The other factor to be aware of is the rise of timber and aluminium windows and doors in the residential sector. Perhaps something which the PVCu market didn’t really see coming and was caught off guard. But no one can deny that these materials are making a very strong comeback and are genuinely changing the window industry.

They’re changing it because of consumer demand. Home owners want more choice, more focus on design and aesthetics, and PVCu can only give home owners a selective range. If home owners start looking at all materials, they suddenly have a lot more avenues to explore. And with the advancements in both the timber and aluminium residential sectors, we’re seeing sales in both rise strongly.

The timber effect

The proof in the theory is with companies like Residence 9 and Evolution. Both companies who specialise in PVCu products that create the appearance of timber, but in the low maintenance PVCu. Without that demand from home owners and the brick wall that PVCu hit, the industry would not have been forced to seek new innovation and we would not have had the timber alternative market we have today.

In fact the Residence Collection launched at the FIT Show was a perfect embodiment of this point. All of their new PVCu lines were designed to mimic the effects of both timber and aluminium. They have seen the way the market is moving and have responded by providing a suite of new products to meet that demand, ensuring they capture this part of the market.

The whole of the PVCu sector needs to take a look at where their material is going. Home owners are getting increasingly bored with the plain white windows that have been the staple of the industry for decades. The aesthetic lure of timber and aluminium are drawing some portions of the public away from PVCu.

In fairness, the industry is moving. You only need to look at the number of flush sash windows that were announced at the FIT Show the other week. Every company now has one, and the existing ones have been constantly improved since their introduction.

The composite market

There lies a big opportunity in the composite window market. PVCu can only achieve so much on it’s own. Everything has limits. But in the years to come the composite window market is going to explode with products combining PVCu with timber and aluminium, or other combinations of the three.

We’re seeing innovations in this area more and more often, and although there perhaps isn’t a perfect composite window capable of blowing up the market just yet, it is round the corner.

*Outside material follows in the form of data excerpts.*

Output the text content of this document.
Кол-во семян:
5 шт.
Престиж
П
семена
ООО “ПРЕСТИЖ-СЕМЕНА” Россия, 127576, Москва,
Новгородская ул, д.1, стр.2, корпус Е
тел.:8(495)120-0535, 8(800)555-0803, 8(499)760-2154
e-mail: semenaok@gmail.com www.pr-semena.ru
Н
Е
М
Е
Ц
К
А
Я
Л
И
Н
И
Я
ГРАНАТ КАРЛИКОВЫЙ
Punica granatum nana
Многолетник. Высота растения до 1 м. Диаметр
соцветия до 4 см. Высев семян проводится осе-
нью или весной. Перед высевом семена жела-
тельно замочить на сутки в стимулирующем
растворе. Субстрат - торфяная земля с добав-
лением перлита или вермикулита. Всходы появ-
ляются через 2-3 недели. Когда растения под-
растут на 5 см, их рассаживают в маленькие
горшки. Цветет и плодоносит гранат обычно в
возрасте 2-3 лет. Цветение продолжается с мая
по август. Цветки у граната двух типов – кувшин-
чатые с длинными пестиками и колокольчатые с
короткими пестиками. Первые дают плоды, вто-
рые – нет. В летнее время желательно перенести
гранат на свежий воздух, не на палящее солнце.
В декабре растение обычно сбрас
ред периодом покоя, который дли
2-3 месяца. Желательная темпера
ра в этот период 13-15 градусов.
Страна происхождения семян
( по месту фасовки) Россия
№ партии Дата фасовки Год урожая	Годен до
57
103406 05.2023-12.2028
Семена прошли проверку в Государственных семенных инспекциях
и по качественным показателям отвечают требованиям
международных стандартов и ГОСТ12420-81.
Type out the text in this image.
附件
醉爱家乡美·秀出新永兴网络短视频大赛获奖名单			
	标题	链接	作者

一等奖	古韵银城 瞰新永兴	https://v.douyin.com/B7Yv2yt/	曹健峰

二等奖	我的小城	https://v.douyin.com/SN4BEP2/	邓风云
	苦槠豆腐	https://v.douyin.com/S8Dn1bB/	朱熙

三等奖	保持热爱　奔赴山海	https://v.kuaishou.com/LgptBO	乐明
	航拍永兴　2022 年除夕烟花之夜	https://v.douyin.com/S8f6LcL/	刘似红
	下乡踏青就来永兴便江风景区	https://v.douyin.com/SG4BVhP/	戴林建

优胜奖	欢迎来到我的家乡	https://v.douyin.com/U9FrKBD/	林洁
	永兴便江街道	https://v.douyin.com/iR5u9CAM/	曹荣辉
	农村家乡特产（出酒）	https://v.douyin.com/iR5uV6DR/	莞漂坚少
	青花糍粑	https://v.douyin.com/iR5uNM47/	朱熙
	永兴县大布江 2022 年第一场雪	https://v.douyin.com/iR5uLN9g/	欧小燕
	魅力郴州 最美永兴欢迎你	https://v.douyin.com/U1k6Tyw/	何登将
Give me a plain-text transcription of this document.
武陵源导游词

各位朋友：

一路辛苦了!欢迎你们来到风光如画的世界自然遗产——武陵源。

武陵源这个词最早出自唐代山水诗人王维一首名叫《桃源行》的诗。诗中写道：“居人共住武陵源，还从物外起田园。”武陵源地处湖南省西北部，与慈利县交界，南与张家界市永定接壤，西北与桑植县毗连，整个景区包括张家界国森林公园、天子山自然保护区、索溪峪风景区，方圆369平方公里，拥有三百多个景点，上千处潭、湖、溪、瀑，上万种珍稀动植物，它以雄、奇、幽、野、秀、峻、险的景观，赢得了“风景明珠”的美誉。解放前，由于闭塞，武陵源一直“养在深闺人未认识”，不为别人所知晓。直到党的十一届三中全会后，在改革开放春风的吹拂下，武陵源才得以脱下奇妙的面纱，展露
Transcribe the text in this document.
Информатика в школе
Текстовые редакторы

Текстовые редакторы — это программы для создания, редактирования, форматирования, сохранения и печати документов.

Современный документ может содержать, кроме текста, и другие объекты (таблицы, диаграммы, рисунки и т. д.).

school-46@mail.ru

Each material has it’s own benefits. Combine them and I really believe that this is one area where PVCu will find fresh impetus.

I actually think that the rise in popularity of timber and aluminium could be dented if the new age of PVCu windows and doors gets significant traction. The residential PVCu sector has lost a bit of ground in recent years, but this could be reversed if home owners tap into the idea of a timber or aluminium alternative in PVCu.

One thing I am very sure of though, when all is said and done, is that traditional PVCu is dead. There will still be sales of the boring white stuff, but these will decline year on year until the market is so diverse and varied that those figures become diluted and pointless.

These are competitive times we live in. Lets embrace it.